Lava Jato não é órgão autônomo do MPF, diz Augusto Aras após saída de procuradores; Indícios de corrupção são apontados na atuação dos membros da força-tarefa

Augusto Aras, procurador-geral da República, combate corrupção no interior do MPF, que envolve procuradores do Caso Lava Jato.Augusto Aras, procurador-geral da República, combate corrupção no interior do MPF, que envolve procuradores do Caso Lava Jato.

O procurador-geral da República, Augusto Aras, afirmou que a Lava Jato “não é um órgão autônomo” do Ministério Público e que uma atuação fora desse parâmetro passaria o grupo para a “ilegalidade”, de acordo com nota divulgada neste domingo (28/06/2020) após a saída há dois dias de procuradores que integraram a Força-Tarefa da operação que atua na Procuradoria-Geral da República (PGR).

“A Lava Jato, com êxitos obtidos e reconhecidos pela sociedade, não é um órgão autônomo e distinto do Ministério Público Federal (MPF), mas sim uma frente de investigação que deve obedecer a todos os princípios e normas internos da instituição. Para ser órgão legalmente atuante, seria preciso integrar a estrutura e organização institucional estabelecidas na Lei Complementar 75 de 1993”, disse.

“Fora disso, a atuação passa para a ilegalidade, porque clandestina, torna-se perigoso instrumento de aparelhamento, com riscos ao dever de impessoalidade, e, assim, alheia aos controles e fiscalizações inerentes ao Estado de Direito e à República, com seus sistemas de freios e contrapesos”, completou Aras.

Os procuradores deixaram a força-tarefa por divergências com a coordenadora do grupo, a subprocuradora Lindôra Maria de Araújo, uma das principais auxiliares de Aras na PGR. O chefe do Ministério Público Federal já teve outros atritos com integrantes da força-tarefa e colegas de outros casos sensíveis.

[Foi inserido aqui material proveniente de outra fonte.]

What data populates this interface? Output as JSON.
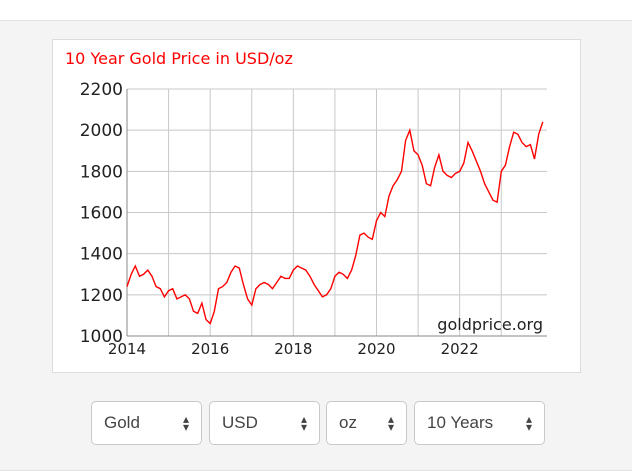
{
  "chart_data": {
    "type": "line",
    "title": "10 Year Gold Price in USD/oz",
    "watermark": "goldprice.org",
    "xlabel": "",
    "ylabel": "",
    "xlim": [
      2014,
      2024.1
    ],
    "ylim": [
      1000,
      2200
    ],
    "x_ticks": [
      "2014",
      "2016",
      "2018",
      "2020",
      "2022"
    ],
    "x_tick_values": [
      2014,
      2016,
      2018,
      2020,
      2022
    ],
    "y_ticks": [
      "1000",
      "1200",
      "1400",
      "1600",
      "1800",
      "2000",
      "2200"
    ],
    "y_tick_values": [
      1000,
      1200,
      1400,
      1600,
      1800,
      2000,
      2200
    ],
    "grid": true,
    "line_color": "#ff0000",
    "series": [
      {
        "x": [
          2014.0,
          2014.1,
          2014.2,
          2014.3,
          2014.4,
          2014.5,
          2014.6,
          2014.7,
          2014.8,
          2014.9,
          2015.0,
          2015.1,
          2015.2,
          2015.3,
          2015.4,
          2015.5,
          2015.6,
          2015.7,
          2015.8,
          2015.9,
          2016.0,
          2016.1,
          2016.2,
          2016.3,
          2016.4,
          2016.5,
          2016.6,
          2016.7,
          2016.8,
          2016.9,
          2017.0,
          2017.1,
          2017.2,
          2017.3,
          2017.4,
          2017.5,
          2017.6,
          2017.7,
          2017.8,
          2017.9,
          2018.0,
          2018.1,
          2018.2,
          2018.3,
          2018.4,
          2018.5,
          2018.6,
          2018.7,
          2018.8,
          2018.9,
          2019.0,
          2019.1,
          2019.2,
          2019.3,
          2019.4,
          2019.5,
          2019.6,
          2019.7,
          2019.8,
          2019.9,
          2020.0,
          2020.1,
          2020.2,
          2020.3,
          2020.4,
          2020.5,
          2020.6,
          2020.7,
          2020.8,
          2020.9,
          2021.0,
          2021.1,
          2021.2,
          2021.3,
          2021.4,
          2021.5,
          2021.6,
          2021.7,
          2021.8,
          2021.9,
          2022.0,
          2022.1,
          2022.2,
          2022.3,
          2022.4,
          2022.5,
          2022.6,
          2022.7,
          2022.8,
          2022.9,
          2023.0,
          2023.1,
          2023.2,
          2023.3,
          2023.4,
          2023.5,
          2023.6,
          2023.7,
          2023.8,
          2023.9,
          2024.0
        ],
        "y": [
          1240,
          1300,
          1340,
          1290,
          1300,
          1320,
          1290,
          1240,
          1230,
          1190,
          1220,
          1230,
          1180,
          1190,
          1200,
          1180,
          1120,
          1110,
          1160,
          1080,
          1060,
          1120,
          1230,
          1240,
          1260,
          1310,
          1340,
          1330,
          1250,
          1180,
          1150,
          1230,
          1250,
          1260,
          1250,
          1230,
          1260,
          1290,
          1280,
          1280,
          1320,
          1340,
          1330,
          1320,
          1290,
          1250,
          1220,
          1190,
          1200,
          1230,
          1290,
          1310,
          1300,
          1280,
          1320,
          1390,
          1490,
          1500,
          1480,
          1470,
          1560,
          1600,
          1580,
          1680,
          1730,
          1760,
          1800,
          1950,
          2000,
          1900,
          1880,
          1830,
          1740,
          1730,
          1820,
          1880,
          1800,
          1780,
          1770,
          1790,
          1800,
          1840,
          1940,
          1900,
          1850,
          1800,
          1740,
          1700,
          1660,
          1650,
          1800,
          1830,
          1920,
          1990,
          1980,
          1940,
          1920,
          1930,
          1860,
          1980,
          2040
        ]
      }
    ]
  },
  "controls": {
    "metal": "Gold",
    "currency": "USD",
    "unit": "oz",
    "period": "10 Years"
  },
  "icons": {
    "select_caret": "updown-caret-icon"
  }
}
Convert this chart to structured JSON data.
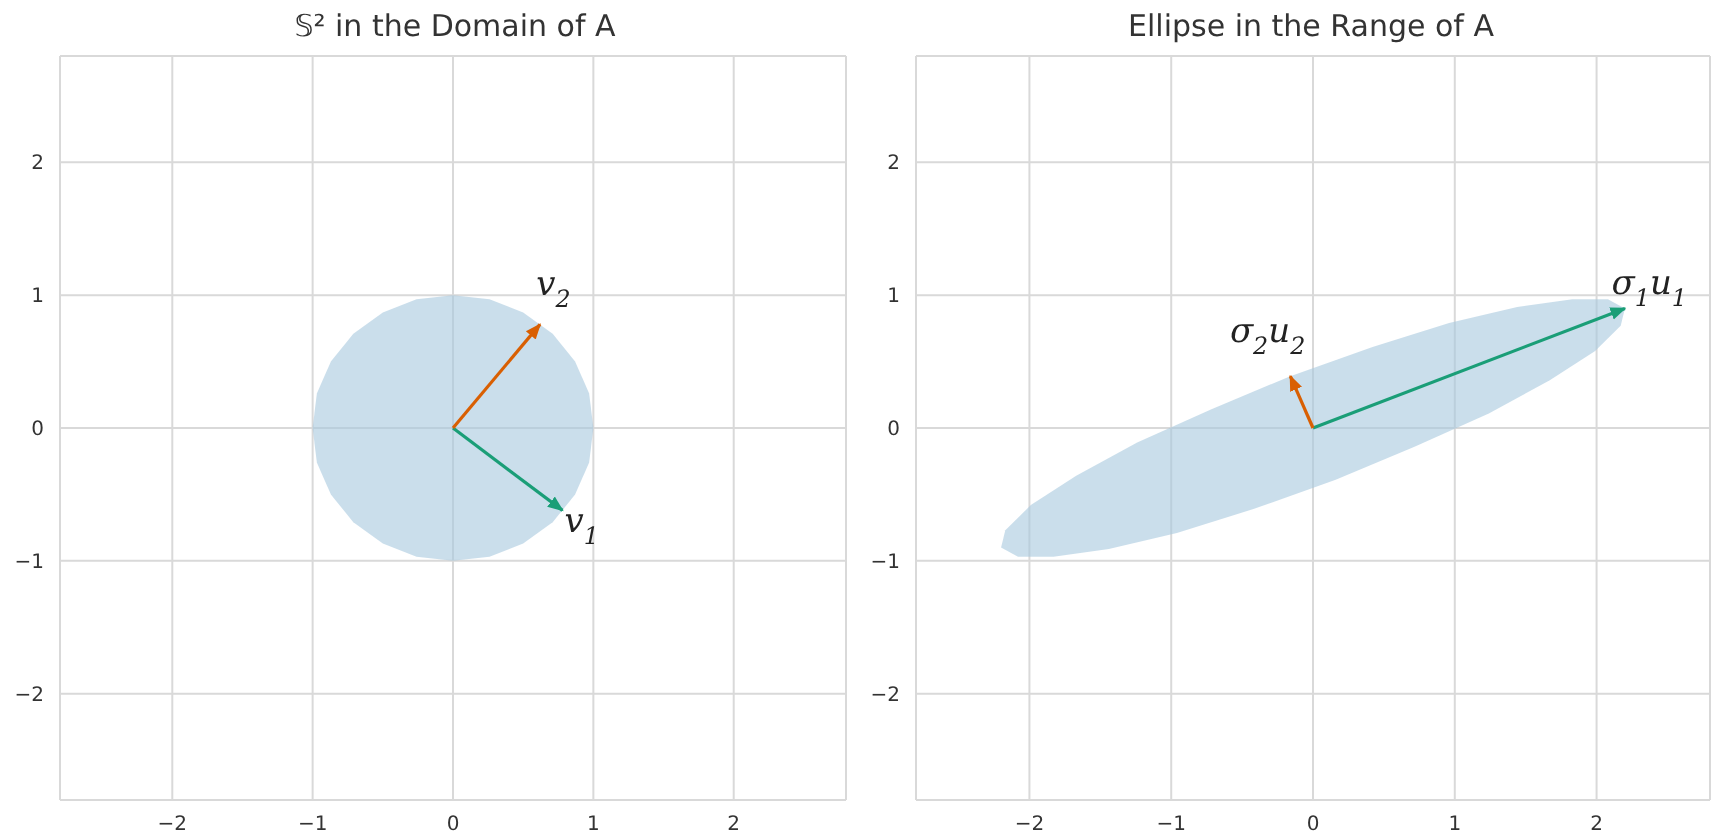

Na nota deste domingo, o procurador-geral disse que os quatro procuradores que se desligaram integravam a equipe desde a gestão anterior, pediram desligamento e foram admitidos na atual administração para ajudar nas investigações da Lava Jato perante o Superior Tribunal de Justiça (STJ) e o Supremo Tribunal Federal (STF).

“Há cerca de um mês, uma das integrantes retornou à unidade onde está lotada e, na sexta-feira (26), outros três se desligaram, antecipando o retorno para as Procuradorias da República nos municípios de origem, o que já estava previsto para ocorrer no próximo dia 30. Os profissionais continuarão prestando valorosos serviços às comunidades para onde retornarão”, explicou.

“Com a redução natural dos trabalhos no grupo da Lava Jato, decorrente de fatores como a restrição do foro por prerrogativa de função determinada pelo STF, a demanda existente continuará a ser atendida por assessores e membros auxiliares remanescentes, sem qualquer prejuízo para as investigações”, acrescentou.

A saída dos procuradores se deu após Lindôra ter ido ao Paraná visitar os trabalhos da Força-Tarefa da Lava Jato do MPF naquele Estado. Segundo reportagem de O Globo, ela teria pedido a acesso aos dados na visita, o que desagradou os integrantes da força-tarefa. Procuradores da República têm independência funcional e não há subordinação entre o trabalho deles.

Em nota na sexta, a PGR esclareceu que a visita não foi uma inspeção e sim uma visita de trabalho que visava a obtenção de informações globais sobre o atual estágio das investigações e o acervo da força-tarefa, para solucionar eventuais passivos.

“Não se buscou compartilhamento informal de dados, como aventado nas notícias da imprensa, mas compartilhamento formal com acompanhamento de um funcionário da Secretaria de Perícia, Pesquisa e Análise (Sppea), órgão vinculado à PGR, conforme ajustado previamente com a equipe da força-tarefa em Curitiba”, justificou.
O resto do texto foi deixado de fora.